Bugünkü Türkiye tablosunda, “tek adam rejimi”, “saray yönetimi”, “reistokrasi” gibi kavramlar artık akademik değil, hayatın içinden tanımlar haline geldi. Yıllardır Sayıştay raporlarında yer alan yolsuzluk dosyaları –örneğin Melih Gökçek hakkındaki belgeler– rafta tozlanırken, muhalif belediyeler hedef gösteriliyor.

Yargının tarafsızlığını yitirmiş olduğu önemli iddia. Medya büyük ölçüde susturulmuş, sosyal medya sansürlenmiş, gazeteciler ise sistematik olarak hedef alınmış halde. Ekonomik krizin altında ezilen halkın sessiz kalması isteniyor. Muhalefet ise bürokrasiye hapsedilmeye çalışılıyor.

Şafak operasyonları sıradanlaşsa da, halkın susmadığı ortada. Anketler CHP’yi birinci parti gösteriyor. Halk erken seçim istiyor. Yönetenler eskisi gibi yönetemiyor; yönetilenler ise eskisi gibi yönetilmek istemediği için baskı altına alınıyor.

İktidarın hedefi net: Alternatifsizlik görüntüsü yaratmak.

Oysa unutulmamalı: Demokrasi yalnızca sandığa gitmek değil; seçilmişlerin görevde kalabilmesi, hukukun eşit işlemesi ve ifade özgürlüğünün korunmasıdır. Demokrasi, şafak operasyonların değil her sabah yeniden savunulması gereken bir yaşam biçimidir.

Bugün sessiz kalanlar, yalnızca zulmü meşrulaştırmakla kalmaz; onun kalıcılaşmasına da katkı sunar. Oysa bugün ses çıkarmak, bir cesaret meselesi değil, yurttaşlık sorumluluğudur.

İktidar, CHP’yi yakın geçmişte olduğu gibi sokaktan alıp devlete hapsetmek istiyor. Ama halkın iradesi yalnızca sandıkta değil; meydanda, belediyede, adliyede de var olmak istiyor. Artık hiçbir “şafak operasyonu” kimseyi şaşırtmıyor; halk ise hâlâ susmuyor.

Bu mücadele, “hak, hukuk, adalet”in yalnızca temenni değil; anayasal güvence haline gelmesi içindir.

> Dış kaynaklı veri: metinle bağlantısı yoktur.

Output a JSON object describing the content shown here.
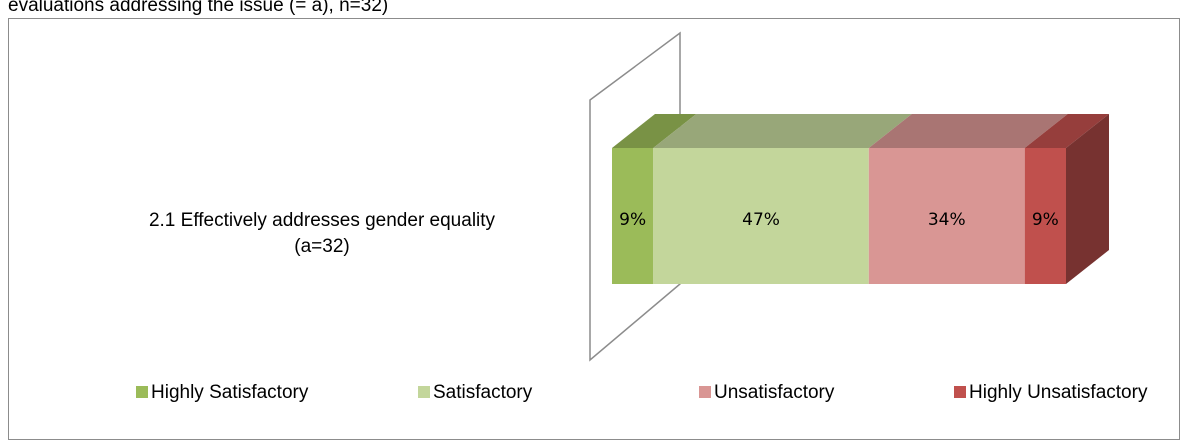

Çünkü halk hâlâ o sesi duymak istiyor:

“Berlin’de hâkimler var.”

Ve bu topraklarda da bir gün “Ankara’da hâkimler var” diyebilene kadar susmamak gerekiyor.

Aksi halde, adı ne olursa olsun, bu rejim tüm gücün tek elde toplandığı, halkın sadece seyirci konumunda olduğu bir düzene dönüşecektir.

İşte bu yüzden son söz:

Kurtuluş yok tek başına... Ya hep beraber, ya hiçbirimiz.